Snow Falls Down, Cable Prices Go Up Posted
by Bob at 12/05/06 10:49 AM
Except for stomping their feet and threatening to hold their breath until they turn blue, consumers have virtually no good options when cable television companies decide to raise their rates.
Snow falls down. Cable prices go up. It's the natural order of things.
That is how University of Wisconsin telecommunications professor Barry Orton put it in an article in The Capital Times newspaper on the announcement of another cable rate increase in the Madison area.
The good professor sees little reason for consumers to hope for anything but more of the same for the foreseeable future.
“I think anyone in the cable industry who said, ‘Let's not raise rates this year,’ would either be laughed at or fired,” Orton told the paper. “And they don't have any real good reason not to raise them because many people are pissed at them anyway, and I guess they figure people can't hate them any more.”
Indeed.
Orten’s opinions are backed up by a report we blogged about last week from the Bernstein Research investment firm. That report said the country’s largest cable television company, Comcast, will be raising its rates by an average of 5.4 percent in the coming year.
Further down, the Bernstein report delivers the really bad news for consumers going forward.
“Continued pricing power, and price increases in excess of consensus expectations, bode well for growth in 2007,” says the Bernstein report. “More broadly, we believe Comcast’s willingness to announce increases of this magnitude indicate that, at least in many markets, they are feeling less ‘competitive intensity’ than many investors believe.”
In other words, investors are underestimating Comcast’s ability to raise its rates with relative impunity without losing customers.
Bernstein strongly recommends that investors buy Comcast stock, rating the shares as “outperform,” meaning they should do significantly better than the rest of the stock market.
That recommendation, according to Bernstein, is underpinned by the investment firm’s view that cable and satellite television service providers – including relative newcomers to the business such as telecom giants Verizon and AT&T – have little incentive to compete aggressively with one another.

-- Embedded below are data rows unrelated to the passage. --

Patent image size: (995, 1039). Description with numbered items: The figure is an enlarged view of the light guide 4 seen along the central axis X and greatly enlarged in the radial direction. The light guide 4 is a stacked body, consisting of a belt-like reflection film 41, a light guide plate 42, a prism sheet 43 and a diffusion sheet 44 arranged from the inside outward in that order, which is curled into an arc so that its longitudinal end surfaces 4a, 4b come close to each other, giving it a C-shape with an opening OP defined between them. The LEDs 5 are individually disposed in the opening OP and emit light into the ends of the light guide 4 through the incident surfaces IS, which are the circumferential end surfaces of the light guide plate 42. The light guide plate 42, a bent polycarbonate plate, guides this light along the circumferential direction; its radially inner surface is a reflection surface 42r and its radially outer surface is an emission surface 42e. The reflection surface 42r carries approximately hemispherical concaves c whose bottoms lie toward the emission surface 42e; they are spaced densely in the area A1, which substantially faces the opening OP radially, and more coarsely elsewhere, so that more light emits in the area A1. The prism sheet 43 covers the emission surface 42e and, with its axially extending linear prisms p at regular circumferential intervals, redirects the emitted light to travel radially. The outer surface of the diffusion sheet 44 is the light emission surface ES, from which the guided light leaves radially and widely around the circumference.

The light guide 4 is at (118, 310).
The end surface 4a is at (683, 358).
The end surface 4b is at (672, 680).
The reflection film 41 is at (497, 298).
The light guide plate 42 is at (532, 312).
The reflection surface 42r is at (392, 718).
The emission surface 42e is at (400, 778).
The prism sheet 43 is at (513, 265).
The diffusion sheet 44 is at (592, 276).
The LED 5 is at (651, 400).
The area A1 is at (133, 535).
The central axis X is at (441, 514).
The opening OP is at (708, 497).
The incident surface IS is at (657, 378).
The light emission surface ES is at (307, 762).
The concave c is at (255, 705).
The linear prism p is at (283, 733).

In the cold language of financial analysis, such a situation is called “rational pricing.” The deal is that nobody in the business will go nuts and aggressively slash their rates, forcing everybody else to follow suit.
“Notwithstanding our analysis of rational pricing strategies, however, players may adopt irrational pricing behavior,” says Bernstein.
We think “irrational pricing behavior” sounds a lot like a competitive market. And unlike Bernstein, we would welcome some serious “irrational pricing behavior” in the cable and satellite television business for a change.